Another pair of Bluebirds has been building a nest in the backyard Martin house, but their progress has been slow and erratic, as if they’re not too sure they want to move in, or maybe they forget what they’re doing. They might be related to the mentally challenged dummies from the front yard.
I found a dead Red Bellied Woodpecker in the yard today. It showed no sign of injuries, so I have no idea what killed it, but its mate has been calling all day from the dead tree where they had chiseled out a home.

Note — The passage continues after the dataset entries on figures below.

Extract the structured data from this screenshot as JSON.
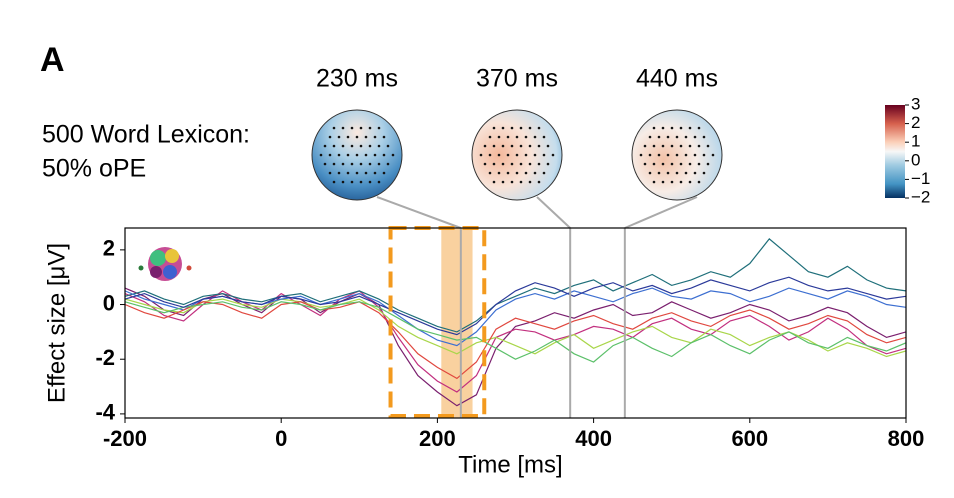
{
  "panel_label": "A",
  "chart_data": {
    "type": "line",
    "subtitle": [
      "500 Word Lexicon:",
      "50% oPE"
    ],
    "xlabel": "Time [ms]",
    "ylabel": "Effect size [μV]",
    "x": [
      -200,
      -175,
      -150,
      -125,
      -100,
      -75,
      -50,
      -25,
      0,
      25,
      50,
      75,
      100,
      125,
      150,
      175,
      200,
      225,
      250,
      275,
      300,
      325,
      350,
      375,
      400,
      425,
      450,
      475,
      500,
      525,
      550,
      575,
      600,
      625,
      650,
      675,
      700,
      725,
      750,
      775,
      800
    ],
    "series": [
      {
        "color": "#7a1f6e",
        "values": [
          0.6,
          0.3,
          -0.2,
          -0.4,
          0.2,
          0.4,
          0.0,
          -0.3,
          0.3,
          0.2,
          -0.3,
          0.1,
          0.4,
          0.0,
          -1.5,
          -2.6,
          -3.2,
          -3.7,
          -3.3,
          -1.6,
          -0.8,
          -0.6,
          -0.3,
          -0.5,
          -0.2,
          0.0,
          -0.4,
          -0.3,
          0.1,
          -0.2,
          -0.5,
          -0.3,
          0.0,
          -0.2,
          -0.6,
          -0.4,
          -0.1,
          -0.3,
          -0.8,
          -1.2,
          -1.0
        ]
      },
      {
        "color": "#c2307f",
        "values": [
          0.4,
          0.1,
          -0.4,
          -0.6,
          0.0,
          0.5,
          0.1,
          -0.2,
          0.4,
          0.0,
          -0.4,
          0.2,
          0.5,
          -0.1,
          -1.2,
          -2.2,
          -2.8,
          -3.2,
          -2.6,
          -1.2,
          -0.9,
          -1.0,
          -1.3,
          -1.1,
          -0.8,
          -0.9,
          -1.2,
          -0.7,
          -0.5,
          -0.9,
          -1.1,
          -0.6,
          -0.4,
          -0.8,
          -1.3,
          -1.0,
          -0.5,
          -0.9,
          -1.5,
          -1.8,
          -1.6
        ]
      },
      {
        "color": "#a9d64a",
        "values": [
          0.2,
          0.0,
          -0.2,
          -0.3,
          0.1,
          0.2,
          0.0,
          -0.1,
          0.2,
          0.1,
          -0.1,
          0.0,
          0.2,
          -0.2,
          -0.8,
          -1.2,
          -1.5,
          -1.8,
          -1.4,
          -1.2,
          -1.5,
          -1.8,
          -1.4,
          -1.1,
          -1.6,
          -1.3,
          -1.0,
          -0.8,
          -1.2,
          -1.4,
          -0.9,
          -1.1,
          -1.5,
          -1.2,
          -1.0,
          -1.3,
          -1.7,
          -1.4,
          -1.6,
          -1.9,
          -1.7
        ]
      },
      {
        "color": "#1f6f7a",
        "values": [
          0.3,
          0.5,
          0.2,
          0.0,
          0.3,
          0.4,
          0.2,
          0.1,
          0.3,
          0.4,
          0.1,
          0.3,
          0.5,
          0.2,
          -0.2,
          -0.5,
          -0.8,
          -1.0,
          -0.6,
          0.0,
          0.3,
          0.6,
          0.4,
          0.7,
          0.9,
          0.5,
          0.8,
          1.1,
          0.7,
          0.9,
          1.2,
          1.0,
          1.5,
          2.4,
          1.8,
          1.2,
          1.0,
          1.4,
          0.9,
          0.6,
          0.5
        ]
      },
      {
        "color": "#3d6fd1",
        "values": [
          0.5,
          0.2,
          0.0,
          -0.2,
          0.2,
          0.3,
          0.1,
          0.0,
          0.2,
          0.3,
          0.0,
          0.2,
          0.4,
          0.1,
          -0.4,
          -0.9,
          -1.3,
          -1.5,
          -1.0,
          -0.2,
          0.2,
          0.4,
          0.2,
          0.5,
          0.3,
          0.1,
          0.4,
          0.6,
          0.3,
          0.2,
          0.5,
          0.4,
          0.1,
          0.3,
          0.6,
          0.4,
          0.2,
          0.5,
          0.3,
          0.0,
          -0.1
        ]
      },
      {
        "color": "#e0483f",
        "values": [
          0.0,
          -0.3,
          -0.5,
          -0.2,
          0.1,
          0.0,
          -0.3,
          -0.5,
          0.0,
          0.1,
          -0.2,
          -0.1,
          0.1,
          -0.3,
          -1.0,
          -1.8,
          -2.3,
          -2.7,
          -2.1,
          -0.9,
          -0.5,
          -0.7,
          -0.9,
          -0.6,
          -0.4,
          -0.7,
          -0.9,
          -0.5,
          -0.3,
          -0.6,
          -0.8,
          -0.4,
          -0.2,
          -0.5,
          -0.9,
          -0.7,
          -0.4,
          -0.6,
          -1.1,
          -1.4,
          -1.2
        ]
      },
      {
        "color": "#5cc06a",
        "values": [
          0.1,
          -0.1,
          -0.3,
          -0.1,
          0.0,
          0.1,
          -0.1,
          -0.2,
          0.1,
          0.0,
          -0.2,
          0.0,
          0.1,
          -0.1,
          -0.5,
          -0.9,
          -1.1,
          -1.3,
          -1.2,
          -1.6,
          -2.0,
          -1.7,
          -1.3,
          -1.8,
          -2.1,
          -1.5,
          -1.2,
          -1.6,
          -1.9,
          -1.4,
          -1.1,
          -1.5,
          -1.8,
          -1.3,
          -1.0,
          -1.4,
          -1.6,
          -1.2,
          -1.5,
          -1.7,
          -1.4
        ]
      },
      {
        "color": "#2b3a9a",
        "values": [
          0.2,
          0.4,
          0.1,
          -0.1,
          0.2,
          0.3,
          0.1,
          0.0,
          0.3,
          0.2,
          0.0,
          0.1,
          0.3,
          0.0,
          -0.3,
          -0.6,
          -0.9,
          -1.1,
          -0.7,
          0.0,
          0.5,
          0.8,
          0.6,
          0.3,
          0.6,
          0.8,
          0.5,
          0.7,
          0.4,
          0.6,
          0.9,
          0.7,
          0.5,
          0.8,
          1.0,
          0.7,
          0.5,
          0.6,
          0.4,
          0.2,
          0.3
        ]
      }
    ],
    "xlim": [
      -200,
      800
    ],
    "xticks": [
      -200,
      0,
      200,
      400,
      600,
      800
    ],
    "ylim": [
      -4.15,
      2.8
    ],
    "yticks": [
      -4,
      -2,
      0,
      2
    ],
    "highlight_band": [
      205,
      245
    ],
    "dashed_box": [
      140,
      260
    ],
    "topomaps": [
      {
        "label": "230 ms",
        "time": 230
      },
      {
        "label": "370 ms",
        "time": 370
      },
      {
        "label": "440 ms",
        "time": 440
      }
    ],
    "colorbar": {
      "clim": [
        -2,
        3
      ],
      "ticks": [
        3,
        2,
        1,
        0,
        {
          "value": -1,
          "label": "−1"
        },
        {
          "value": -2,
          "label": "−2"
        }
      ]
    }
  }
}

Final bird report. Last fall, a male Carolina Wren began spending nights in a fern that was hanging on the patio. When the cold weather arrived, the fern froze and stopped providing much cover for the wren. I felt sorry for the little guy, so I cut a hole in a plastic bucket and hung it beside the fern. The wren moved in immediately and spent the rest of the winter roosting in the bucket at nights. He must have really liked his accomodations, because he has now built a nest inside. I suppose that ugly bucket will have to hang there for the entire nesting season!
I ordered 12 yards of pine bark mulch and 10 yards of topsoil to be delivered Wednesday, so I’ll have enough work to keep me busy for a couple of weeks. Wore myself out cleaning a bunch of weeds from the flower beds today, so I’m ready to mulch...after I rest a couple of days.